Sunday, December 9, 2012

Day 231 Beginning of the End

Ha ha ha.  That sounds rather ominous doesn't it?  Not so.  Tomorrow starts the process of my last joy juice.   Six months, twelve treatments of 50 hours of infusion each.  I'm about to make an appt for my bloodwork to be done tomorrow.  Then Tuesday starts the three day process of chemo. 

The weather is not cooperating.  It is supposed to be cold and windy on Tuesday which is the day for oxilliplatin.  Yikes.  That neuropathy reacts to cold resulting in purple hands and feet and stinging sensations.   I'll be wrapped up tight with gloves, extra socks and lots of mufflers wrapped around my throat and face.   I had none of that this last treatment without the oxiplattin but my fingertips, toes and mouth are experiencing neuropathy not associated with cold.  My fingernails, toenails and teeth feel loose.  They aren't, but the numbness of the digits have strange symptoms. 

The blessed scripture I was led to today addresses all of the above.  2 Corinthians 4:17,18.

"For our light and momentary troubles are achieving for us an eternal glory that far outweighs them all.  So we fix our eyes not on what is seen, but on what is unseen.  For what is seen is temporary but what is unseen is eternal."
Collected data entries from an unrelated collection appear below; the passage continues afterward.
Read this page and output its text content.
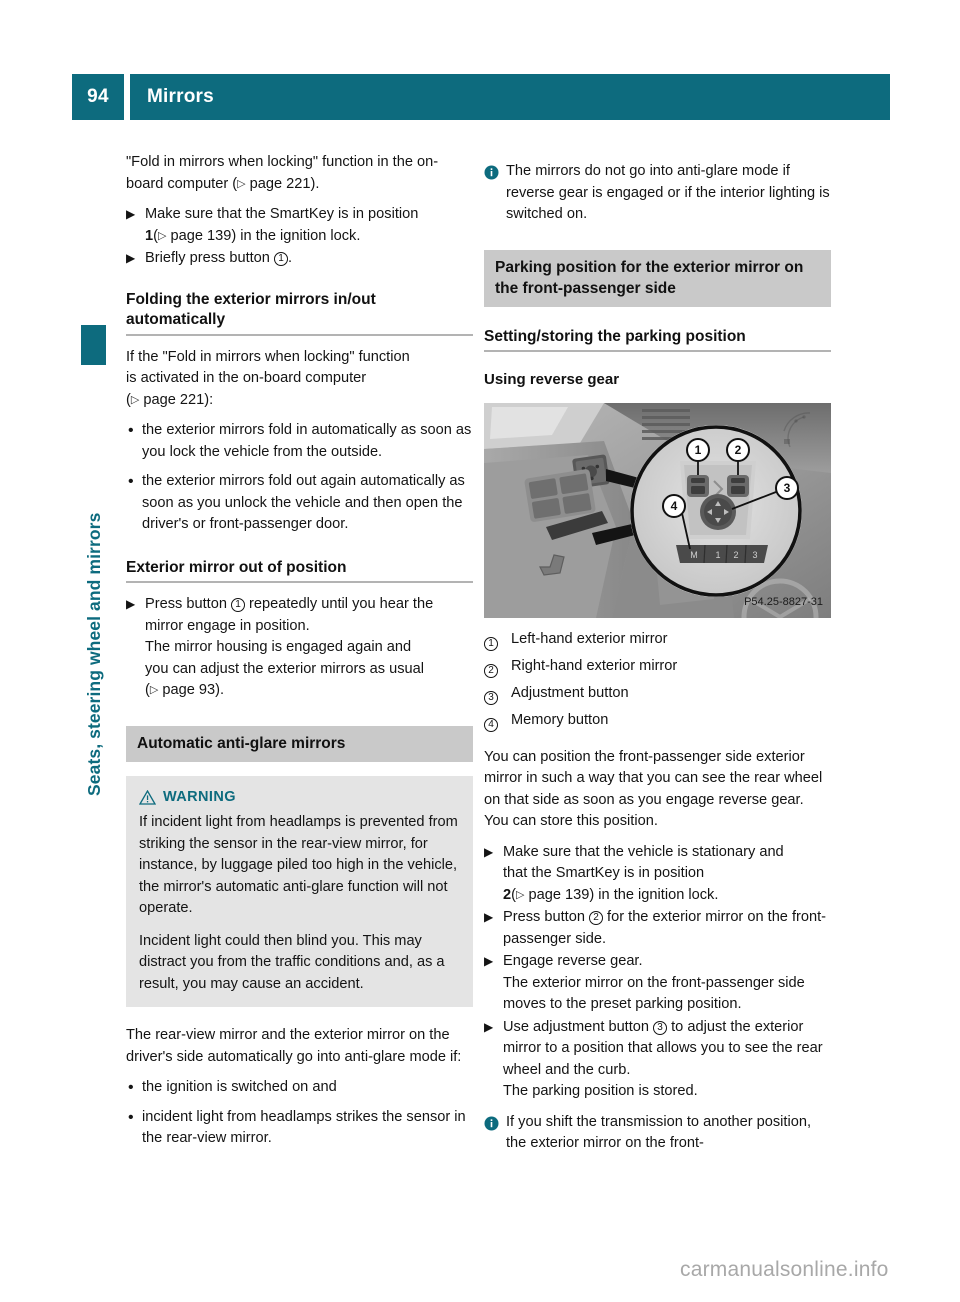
94	Mirrors
Seats, steering wheel and mirrors
"Fold in mirrors when locking" function in the on-board computer (▷ page 221).
▶ Make sure that the SmartKey is in position
1(▷ page 139) in the ignition lock.
▶ Briefly press button 1 .
Folding the exterior mirrors in/out automatically
If the "Fold in mirrors when locking" function
is activated in the on-board computer
(▷ page 221):
• the exterior mirrors fold in automatically as soon as you lock the vehicle from the outside.
• the exterior mirrors fold out again automatically as soon as you unlock the vehicle and then open the driver's or front-passenger door.
Exterior mirror out of position
▶ Press button 1 repeatedly until you hear the mirror engage in position.
The mirror housing is engaged again and
you can adjust the exterior mirrors as usual
(▷ page 93).
Automatic anti-glare mirrors
WARNING

If incident light from headlamps is prevented from striking the sensor in the rear-view mirror, for instance, by luggage piled too high in the vehicle, the mirror's automatic anti-glare function will not operate.

Incident light could then blind you. This may distract you from the traffic conditions and, as a result, you may cause an accident.

The rear-view mirror and the exterior mirror on the driver's side automatically go into anti-glare mode if:
• the ignition is switched on and
• incident light from headlamps strikes the sensor in the rear-view mirror.
The mirrors do not go into anti-glare mode if reverse gear is engaged or if the interior lighting is switched on.
Parking position for the exterior mirror on the front-passenger side
Setting/storing the parking position
Using reverse gear
M 1 2 3
1	2
3
4
P54.25-8827-31
1	Left-hand exterior mirror
2	Right-hand exterior mirror
3	Adjustment button
4	Memory button
You can position the front-passenger side exterior mirror in such a way that you can see the rear wheel on that side as soon as you engage reverse gear. You can store this position.
▶ Make sure that the vehicle is stationary and
that the SmartKey is in position
2(▷ page 139) in the ignition lock.
▶ Press button 2 for the exterior mirror on the front-passenger side.
▶ Engage reverse gear.
The exterior mirror on the front-passenger side moves to the preset parking position.
▶ Use adjustment button 3 to adjust the exterior mirror to a position that allows you to see the rear wheel and the curb.
The parking position is stored.
If you shift the transmission to another position, the exterior mirror on the front-
carmanualsonline.info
As I face this upcoming treatment with a little hesitancy and concern, I have to remind myself that it is termporay.  Six months ago, I couldn't see the end and, even though this is the last one, it is hard for me to imagine being without all the side effects that I have been living with these last 24 weeks.  I have to take my blinders off to see the unseen.  I know, that sounds like an oxymoron but it isn't.  It is so easy to focus on what is happening right now and forgetting about what is to be, the unseen. 
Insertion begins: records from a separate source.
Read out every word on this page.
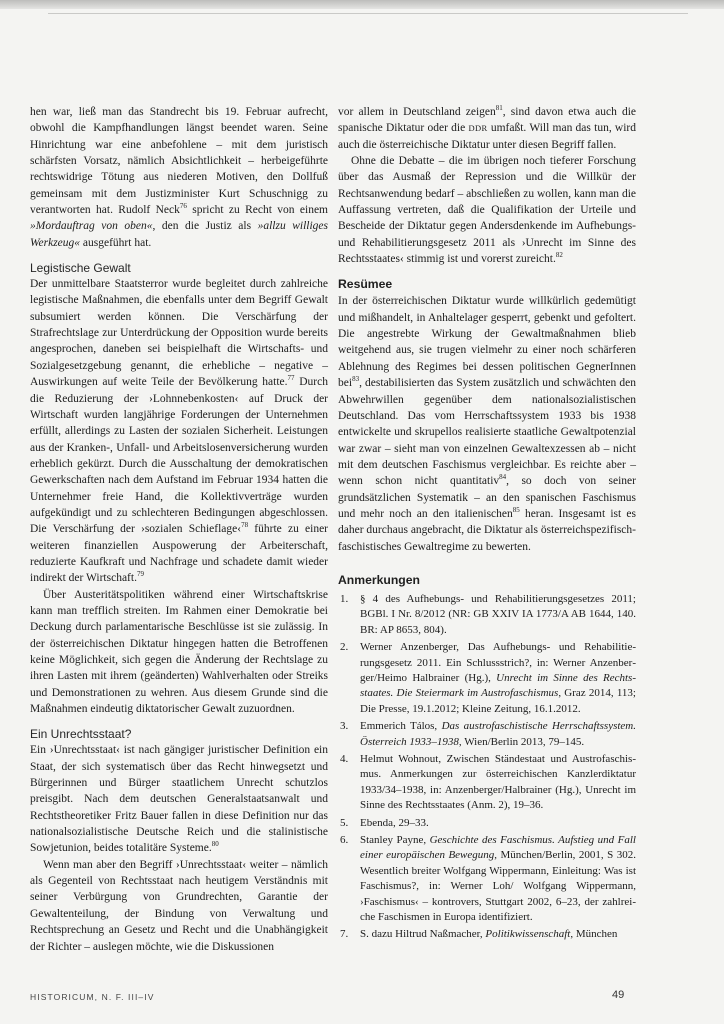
hen war, ließ man das Standrecht bis 19. Februar aufrecht, obwohl die Kampfhandlungen längst beendet waren. Seine Hinrichtung war eine anbefohlene – mit dem juristisch schärfsten Vorsatz, nämlich Absichtlichkeit – herbeigeführte rechtswidrige Tötung aus niederen Motiven, den Dollfuß gemeinsam mit dem Justizminister Kurt Schuschnigg zu verantworten hat. Rudolf Neck$^{76}$ spricht zu Recht von einem »Mordauftrag von oben«, den die Justiz als »allzu williges Werkzeug« ausgeführt hat.

Legistische Gewalt

Der unmittelbare Staatsterror wurde begleitet durch zahlreiche legistische Maßnahmen, die ebenfalls unter dem Begriff Gewalt subsumiert werden können. Die Verschärfung der Strafrechtslage zur Unterdrückung der Opposition wurde bereits angesprochen, daneben sei beispielhaft die Wirtschafts- und Sozialgesetzgebung genannt, die erhebliche – negative – Auswirkungen auf weite Teile der Bevölkerung hatte.$^{77}$ Durch die Reduzierung der ›Lohnnebenkosten‹ auf Druck der Wirtschaft wurden langjährige Forderungen der Unternehmen erfüllt, allerdings zu Lasten der sozialen Sicherheit. Leistungen aus der Kranken-, Unfall- und Arbeitslosenversicherung wurden erheblich gekürzt. Durch die Ausschaltung der demokratischen Gewerkschaften nach dem Aufstand im Februar 1934 hatten die Unternehmer freie Hand, die Kollektivverträge wurden aufgekündigt und zu schlechteren Bedingungen abgeschlossen. Die Verschärfung der ›sozialen Schieflage‹$^{78}$ führte zu einer weiteren finanziellen Auspowerung der Arbeiterschaft, reduzierte Kaufkraft und Nachfrage und schadete damit wieder indirekt der Wirtschaft.$^{79}$

Über Austeritätspolitiken während einer Wirtschaftskrise kann man trefflich streiten. Im Rahmen einer Demokratie bei Deckung durch parlamentarische Beschlüsse ist sie zulässig. In der österreichischen Diktatur hingegen hatten die Betroffenen keine Möglichkeit, sich gegen die Änderung der Rechtslage zu ihren Lasten mit ihrem (geänderten) Wahlverhalten oder Streiks und Demonstrationen zu wehren. Aus diesem Grunde sind die Maßnahmen eindeutig diktatorischer Gewalt zuzuordnen.

Ein Unrechtsstaat?

Ein ›Unrechtsstaat‹ ist nach gängiger juristischer Definition ein Staat, der sich systematisch über das Recht hinwegsetzt und Bürgerinnen und Bürger staatlichem Unrecht schutzlos preisgibt. Nach dem deutschen Generalstaatsanwalt und Rechtstheoretiker Fritz Bauer fallen in diese Definition nur das nationalsozialistische Deutsche Reich und die stalinistische Sowjetunion, beides totalitäre Systeme.$^{80}$

Wenn man aber den Begriff ›Unrechtsstaat‹ weiter – nämlich als Gegenteil von Rechtsstaat nach heutigem Verständnis mit seiner Verbürgung von Grundrechten, Garantie der Gewaltenteilung, der Bindung von Verwaltung und Rechtsprechung an Gesetz und Recht und die Unabhängigkeit der Richter – auslegen möchte, wie die Diskussionen

vor allem in Deutschland zeigen$^{81}$, sind davon etwa auch die spanische Diktatur oder die DDR umfaßt. Will man das tun, wird auch die österreichische Diktatur unter diesen Begriff fallen.

Ohne die Debatte – die im übrigen noch tieferer Forschung über das Ausmaß der Repression und die Willkür der Rechtsanwendung bedarf – abschließen zu wollen, kann man die Auffassung vertreten, daß die Qualifikation der Urteile und Bescheide der Diktatur gegen Andersdenkende im Aufhebungs- und Rehabilitierungsgesetz 2011 als ›Unrecht im Sinne des Rechtsstaates‹ stimmig ist und vorerst zureicht.$^{82}$

Resümee

In der österreichischen Diktatur wurde willkürlich gedemütigt und mißhandelt, in Anhaltelager gesperrt, gebenkt und gefoltert. Die angestrebte Wirkung der Gewaltmaßnahmen blieb weitgehend aus, sie trugen vielmehr zu einer noch schärferen Ablehnung des Regimes bei dessen politischen GegnerInnen bei$^{83}$, destabilisierten das System zusätzlich und schwächten den Abwehrwillen gegenüber dem nationalsozialistischen Deutschland. Das vom Herrschaftssystem 1933 bis 1938 entwickelte und skrupellos realisierte staatliche Gewaltpotenzial war zwar – sieht man von einzelnen Gewaltexzessen ab – nicht mit dem deutschen Faschismus vergleichbar. Es reichte aber – wenn schon nicht quantitativ$^{84}$, so doch von seiner grundsätzlichen Systematik – an den spanischen Faschismus und mehr noch an den italienischen$^{85}$ heran. Insgesamt ist es daher durchaus angebracht, die Diktatur als österreichspezifisch-faschistisches Gewaltregime zu bewerten.

Anmerkungen
1. § 4 des Aufhebungs- und Rehabilitierungsgesetzes 2011; BGBl. I Nr. 8/2012 (NR: GB XXIV IA 1773/A AB 1644, 140. BR: AP 8653, 804).
2. Werner Anzenberger, Das Aufhebungs- und Rehabilitierungsgesetz 2011. Ein Schlussstrich?, in: Werner Anzenberger/Heimo Halbrainer (Hg.), Unrecht im Sinne des Rechtsstaates. Die Steiermark im Austrofaschismus, Graz 2014, 113; Die Presse, 19.1.2012; Kleine Zeitung, 16.1.2012.
3. Emmerich Tálos, Das austrofaschistische Herrschaftssystem. Österreich 1933–1938, Wien/Berlin 2013, 79–145.
4. Helmut Wohnout, Zwischen Ständestaat und Austrofaschismus. Anmerkungen zur österreichischen Kanzlerdiktatur 1933/34–1938, in: Anzenberger/Halbrainer (Hg.), Unrecht im Sinne des Rechtsstaates (Anm. 2), 19–36.
5. Ebenda, 29–33.
6. Stanley Payne, Geschichte des Faschismus. Aufstieg und Fall einer europäischen Bewegung, München/Berlin, 2001, S 302. Wesentlich breiter Wolfgang Wippermann, Einleitung: Was ist Faschismus?, in: Werner Loh/ Wolfgang Wippermann, ›Faschismus‹ – kontrovers, Stuttgart 2002, 6–23, der zahlreiche Faschismen in Europa identifiziert.
7. S. dazu Hiltrud Naßmacher, Politikwissenschaft, München
HISTORICUM, N. F. III–IV	49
Precious Lord, Jehovah Rapha,
Thank You for helping to put my priorities in order.  Thank You for helping me to focus not on the seen which is temporary but on the unseen, that which is eternal. 
Thank You today Father, for blessing me, for healing me, for loving me, for forgiving me and for keeping my eyes where they belong. 
In Jesus' precious name, the name above all names.